= William Welles =

English statesman and judge in Ireland

Sir William Welles (1409/10 - 1461) was an English-born statesman and judge in fifteenth-century Ireland, who held the office of Lord Chancellor of Ireland. He was the younger brother of Lionel de Welles, 6th Baron Welles. Lionel was a prominent supporter of the House of Lancaster, who was killed at the Battle of Towton on 29 March 1461.

== Background ==
William was born in about 1409 or 1410, the second son of Eudo de Welles and Maud de Greystoke. His paternal grandparents were John de Welles, 5th Baron Welles and Eleanor de Mowbray. Eudo died before his father, and William's brother Lionel succeeded his grandfather as the sixth baron in 1421.

== Career ==
Lionel was appointed Lord Lieutenant of Ireland about 1438, and William accompanied him to Ireland, where he acted as his brother's deputy; he was appointed Deputy Lord Chancellor in 1454 and Lord Chancellor of Ireland in 1461. Unlike his brother he does not seem to have been particularly active on behalf of Henry VI, and despite Lionel's death, and the family's strong links to the House of Lancaster, he was still in office a year after the Battle of Towton, which brought about the final downfall of Henry VI. This suggests that the victorious King Edward IV, who was generally magnanimous towards his former opponents, provided that they were prepared to give their loyalty to him, took no action against him. He was killed at the Battle of Towton on 29 March 1461. His main residence was at Posseckstown, near Enfield, County Meath.
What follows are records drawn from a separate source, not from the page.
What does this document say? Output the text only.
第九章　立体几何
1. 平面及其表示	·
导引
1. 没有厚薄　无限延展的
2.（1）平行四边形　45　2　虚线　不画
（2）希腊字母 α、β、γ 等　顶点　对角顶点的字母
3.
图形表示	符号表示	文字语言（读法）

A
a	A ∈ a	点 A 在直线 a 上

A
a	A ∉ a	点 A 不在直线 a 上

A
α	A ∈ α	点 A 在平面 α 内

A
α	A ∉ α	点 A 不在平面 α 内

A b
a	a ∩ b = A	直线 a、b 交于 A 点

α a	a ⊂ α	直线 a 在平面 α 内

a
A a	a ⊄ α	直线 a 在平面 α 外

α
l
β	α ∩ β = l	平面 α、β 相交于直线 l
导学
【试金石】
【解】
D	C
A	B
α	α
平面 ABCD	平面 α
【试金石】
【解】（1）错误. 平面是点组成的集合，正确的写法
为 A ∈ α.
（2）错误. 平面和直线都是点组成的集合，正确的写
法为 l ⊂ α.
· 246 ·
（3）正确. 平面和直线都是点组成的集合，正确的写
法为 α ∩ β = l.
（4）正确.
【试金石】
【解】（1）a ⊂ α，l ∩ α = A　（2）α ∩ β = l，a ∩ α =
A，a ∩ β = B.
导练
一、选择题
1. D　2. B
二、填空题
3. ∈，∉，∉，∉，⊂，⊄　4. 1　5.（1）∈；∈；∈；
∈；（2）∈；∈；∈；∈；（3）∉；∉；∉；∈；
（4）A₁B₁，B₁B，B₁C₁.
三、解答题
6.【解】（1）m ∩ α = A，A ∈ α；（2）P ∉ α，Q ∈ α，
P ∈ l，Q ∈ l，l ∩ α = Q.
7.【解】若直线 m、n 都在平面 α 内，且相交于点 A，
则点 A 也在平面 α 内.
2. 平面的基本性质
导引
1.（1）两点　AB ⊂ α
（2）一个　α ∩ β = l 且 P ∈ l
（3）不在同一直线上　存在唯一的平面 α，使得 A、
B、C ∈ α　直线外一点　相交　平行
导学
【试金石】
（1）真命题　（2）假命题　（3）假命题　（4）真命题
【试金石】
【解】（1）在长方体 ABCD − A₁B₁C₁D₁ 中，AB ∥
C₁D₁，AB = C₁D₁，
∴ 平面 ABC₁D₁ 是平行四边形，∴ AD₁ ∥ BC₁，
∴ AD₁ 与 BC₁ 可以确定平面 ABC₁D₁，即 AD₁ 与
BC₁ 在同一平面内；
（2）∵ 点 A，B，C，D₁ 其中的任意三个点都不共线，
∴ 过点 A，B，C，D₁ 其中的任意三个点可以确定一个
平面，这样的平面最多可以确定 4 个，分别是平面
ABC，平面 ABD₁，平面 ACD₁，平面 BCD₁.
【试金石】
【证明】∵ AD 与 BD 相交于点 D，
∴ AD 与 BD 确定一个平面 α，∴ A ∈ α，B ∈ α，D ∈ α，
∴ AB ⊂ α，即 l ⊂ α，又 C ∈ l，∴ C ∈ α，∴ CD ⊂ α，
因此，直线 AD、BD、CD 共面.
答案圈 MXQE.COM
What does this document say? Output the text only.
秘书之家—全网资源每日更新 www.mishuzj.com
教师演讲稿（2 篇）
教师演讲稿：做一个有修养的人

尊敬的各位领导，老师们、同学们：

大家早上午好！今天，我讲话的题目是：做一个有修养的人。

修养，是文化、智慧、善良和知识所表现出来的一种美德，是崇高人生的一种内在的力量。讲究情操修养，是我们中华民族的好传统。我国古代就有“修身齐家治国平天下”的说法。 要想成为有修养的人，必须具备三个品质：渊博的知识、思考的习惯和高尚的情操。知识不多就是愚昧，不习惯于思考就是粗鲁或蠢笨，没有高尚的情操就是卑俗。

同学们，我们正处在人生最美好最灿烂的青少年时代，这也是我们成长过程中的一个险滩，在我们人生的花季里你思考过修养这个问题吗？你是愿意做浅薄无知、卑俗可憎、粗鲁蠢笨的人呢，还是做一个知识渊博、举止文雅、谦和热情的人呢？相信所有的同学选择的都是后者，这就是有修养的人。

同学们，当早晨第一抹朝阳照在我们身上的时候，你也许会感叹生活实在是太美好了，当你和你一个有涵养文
==Prior Thomas Fitzgerald==
The 1440s were an especially turbulent period for the Anglo-Irish government of Ireland, marked by bitter feuds and faction fighting, and it was almost impossible for any Irish public official to stand aside from these quarrels. Welles became drawn into a private war with Thomas Fitzgerald, the turbulent and litigious Prior of the Knights Hospitallers, whose Irish house was at Kilmainham. In 1441 William's brother Lionel charged the Prior with being an accessory to the ambush and kidnapping of William at Kilcock, County Kildare: the Prior was not accused of being a direct party to the crime, but two of his brothers were. Lionel, as Lord Lieutenant, demanded that the Prior be prosecuted and that all the Hospitallers' Irish possessions be seized, but Fitzgerald produced a royal pardon. William, who was still a prisoner, eventually secured his release after meeting certain demands of the Fitzgeralds. Lionel resigned in disgust the following year and returned to England. Fitzgerald was removed from office in 1447, not on account of his treatment of Welles but because of his bitter feud with the powerful Irish magnate James Butler, 4th Earl of Ormonde.

== Family ==
William married Anne Barnewall, of the prominent landowning Barnewall family of Crickstown, County Meath. There are references in different sources to a son and three daughters. Little is known of his son, who seems to have died young and without issue: the daughters were -

1. Elizabeth (died 1506): she married firstly Christopher Plunket, second Baron Killeen, and secondly James Fleming, 7th Baron Slane, and had at least three children:

-by her first husband two daughters:

- Genet, who married Nicholas St Lawrence, 4th Baron Howth;
- Elizabeth, who married John Darcy IV of Platten and was the mother of Sir William Darcy;

-and by her second husband:
- Christopher Fleming, 8th Baron Slane.
- Eleanor Fleming, who married Edmund Plunkett, 3rd Baron Killeen

2. Ismay, who married Thomas Nangle, 15th Baron of Navan and had issue including:
- John Nangle, 16th Baron of Navan

3. Catherine, who married Walter Cheevers (or Chevir) of Ballyhealy, County Wexford and Macetown, County Meath, son of William Chevir, judge of the Court of King's Bench (Ireland), and issue including:
- Sir Nicholas Cheevers;
- Elizabeth, who married into the prominent Ussher family of Donnybrook, County Dublin;
- Margaret, who married Bartholomew Aylmer and was the mother of Sir Gerald Aylmer.

His wife Anne was dead by 1476: she was described as being the former wife of John Darcy of Platten, possibly the father of John IV who married her granddaughter.